According to Insight Beating monitoring, Google has deployed a Multi-Token Prediction (MTP) architecture in the Pixel 9 and Pixel 10 series devices, directly accelerating the onboard Gemini Nano v3 model. By attaching a lightweight Transformer prediction head to the frozen main model's tail, the new architecture has increased on-device inference speed by over 50% while fully retaining the original security alignment and output quality.
Traditional greedy decoding requires running a separate draft model to predict candidate tokens. This not only consumes additional phone runtime memory but also limits prediction accuracy as the standalone model cannot access the main model's internal hidden state. The new architecture, by embedding an MTP head at the frozen main model's tail, successfully reuses the main model's computed feature activations, significantly improving the prediction accuracy of candidate tokens.
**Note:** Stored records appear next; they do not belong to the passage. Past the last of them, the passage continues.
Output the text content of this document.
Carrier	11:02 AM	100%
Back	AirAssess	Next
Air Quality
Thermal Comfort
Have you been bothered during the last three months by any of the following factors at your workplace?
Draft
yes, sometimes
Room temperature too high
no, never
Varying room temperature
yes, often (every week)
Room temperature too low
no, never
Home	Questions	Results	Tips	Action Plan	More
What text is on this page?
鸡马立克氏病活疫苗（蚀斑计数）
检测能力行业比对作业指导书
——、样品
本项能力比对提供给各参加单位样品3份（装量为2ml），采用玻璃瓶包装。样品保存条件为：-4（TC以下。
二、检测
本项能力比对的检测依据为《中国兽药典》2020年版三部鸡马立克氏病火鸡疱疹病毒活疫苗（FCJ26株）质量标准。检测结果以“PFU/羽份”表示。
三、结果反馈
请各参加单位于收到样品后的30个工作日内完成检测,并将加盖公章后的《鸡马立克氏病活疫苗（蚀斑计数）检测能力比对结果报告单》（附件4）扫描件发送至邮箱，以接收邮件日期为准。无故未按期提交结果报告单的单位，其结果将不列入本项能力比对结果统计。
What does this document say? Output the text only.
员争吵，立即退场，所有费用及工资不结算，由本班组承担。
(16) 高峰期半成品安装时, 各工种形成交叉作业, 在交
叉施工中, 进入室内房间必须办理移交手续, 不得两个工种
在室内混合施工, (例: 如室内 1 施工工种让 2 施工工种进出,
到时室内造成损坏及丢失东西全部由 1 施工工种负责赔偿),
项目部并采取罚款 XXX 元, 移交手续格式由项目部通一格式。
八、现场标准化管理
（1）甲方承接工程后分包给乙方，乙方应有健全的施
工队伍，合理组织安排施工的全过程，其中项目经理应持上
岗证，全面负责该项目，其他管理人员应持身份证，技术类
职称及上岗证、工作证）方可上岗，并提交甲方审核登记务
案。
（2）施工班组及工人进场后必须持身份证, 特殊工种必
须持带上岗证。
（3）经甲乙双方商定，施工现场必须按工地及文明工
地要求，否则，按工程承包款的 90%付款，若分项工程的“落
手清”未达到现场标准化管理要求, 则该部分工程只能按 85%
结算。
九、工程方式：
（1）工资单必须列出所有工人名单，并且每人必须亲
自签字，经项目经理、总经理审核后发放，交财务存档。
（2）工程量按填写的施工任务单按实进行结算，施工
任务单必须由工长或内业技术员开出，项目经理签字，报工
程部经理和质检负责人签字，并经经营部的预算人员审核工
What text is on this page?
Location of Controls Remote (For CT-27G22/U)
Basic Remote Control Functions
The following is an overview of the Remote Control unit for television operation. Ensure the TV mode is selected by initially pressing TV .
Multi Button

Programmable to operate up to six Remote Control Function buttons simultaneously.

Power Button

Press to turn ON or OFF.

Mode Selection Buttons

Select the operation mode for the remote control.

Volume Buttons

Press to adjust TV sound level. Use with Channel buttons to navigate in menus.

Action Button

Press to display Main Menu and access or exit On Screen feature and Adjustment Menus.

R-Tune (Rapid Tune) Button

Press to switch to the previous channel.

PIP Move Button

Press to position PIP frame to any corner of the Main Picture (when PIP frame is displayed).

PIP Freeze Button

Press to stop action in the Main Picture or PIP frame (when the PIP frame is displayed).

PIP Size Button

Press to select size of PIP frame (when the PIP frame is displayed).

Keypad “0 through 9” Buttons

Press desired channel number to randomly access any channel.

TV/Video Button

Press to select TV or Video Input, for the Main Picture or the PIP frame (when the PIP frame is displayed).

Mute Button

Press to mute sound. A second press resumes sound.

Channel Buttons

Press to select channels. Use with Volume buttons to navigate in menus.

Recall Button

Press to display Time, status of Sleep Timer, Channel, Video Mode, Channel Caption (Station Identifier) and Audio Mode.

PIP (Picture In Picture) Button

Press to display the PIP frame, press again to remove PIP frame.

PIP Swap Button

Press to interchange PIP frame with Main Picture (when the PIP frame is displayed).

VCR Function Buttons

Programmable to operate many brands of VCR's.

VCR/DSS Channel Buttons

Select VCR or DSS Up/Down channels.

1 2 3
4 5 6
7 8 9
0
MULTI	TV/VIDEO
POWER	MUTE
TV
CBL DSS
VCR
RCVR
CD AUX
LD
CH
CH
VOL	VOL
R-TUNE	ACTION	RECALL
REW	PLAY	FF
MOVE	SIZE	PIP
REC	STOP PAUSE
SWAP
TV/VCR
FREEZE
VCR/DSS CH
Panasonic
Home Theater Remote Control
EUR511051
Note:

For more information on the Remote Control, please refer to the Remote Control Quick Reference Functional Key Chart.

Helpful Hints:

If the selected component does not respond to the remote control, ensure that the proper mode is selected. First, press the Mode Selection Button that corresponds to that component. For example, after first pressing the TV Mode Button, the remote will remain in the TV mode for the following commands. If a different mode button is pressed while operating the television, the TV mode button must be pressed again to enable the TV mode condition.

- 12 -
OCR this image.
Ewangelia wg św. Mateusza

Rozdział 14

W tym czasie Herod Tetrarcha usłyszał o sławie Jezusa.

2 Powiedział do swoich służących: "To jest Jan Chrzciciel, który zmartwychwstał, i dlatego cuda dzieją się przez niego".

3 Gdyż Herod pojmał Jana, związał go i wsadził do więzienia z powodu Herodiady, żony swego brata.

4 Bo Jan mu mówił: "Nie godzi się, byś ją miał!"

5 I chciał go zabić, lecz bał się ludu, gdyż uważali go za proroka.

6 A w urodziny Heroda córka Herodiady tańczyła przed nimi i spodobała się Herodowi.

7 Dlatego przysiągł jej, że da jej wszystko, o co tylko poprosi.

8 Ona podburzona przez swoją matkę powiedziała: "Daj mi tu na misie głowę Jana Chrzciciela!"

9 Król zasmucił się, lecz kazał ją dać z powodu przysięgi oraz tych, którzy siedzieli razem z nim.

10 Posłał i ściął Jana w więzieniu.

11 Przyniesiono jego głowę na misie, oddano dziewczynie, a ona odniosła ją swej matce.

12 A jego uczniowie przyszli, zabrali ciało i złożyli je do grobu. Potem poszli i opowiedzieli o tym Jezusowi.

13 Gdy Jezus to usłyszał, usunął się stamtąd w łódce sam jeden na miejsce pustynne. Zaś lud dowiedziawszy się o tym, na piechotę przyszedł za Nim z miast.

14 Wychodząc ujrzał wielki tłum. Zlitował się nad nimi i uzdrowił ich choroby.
To avoid duplicate runtime memory overhead during autoregressive generation from draft computations, Google designed a zero-copy mechanism. In the traditional approach, the draft model needs to maintain an independent key-value cache memory when generating candidate words, whereas the zero-copy mechanism allows the attached prediction head to directly read the existing cache of the main model through cross-attention. This not only eliminates the startup delay of draft prediction but also saves the phone approximately 130MB of runtime memory space.
In Pixel's actual business scenarios such as notification summaries and text proofing, the MTP architecture enables the model to successfully predict nearly 2 extra tokens on average during a single inference, reducing the frequency of wake-ups for the main processor due to validation checks, thus saving system power. In highly structured text generation tasks like smart replies, the Token acceptance rate has improved by 55%.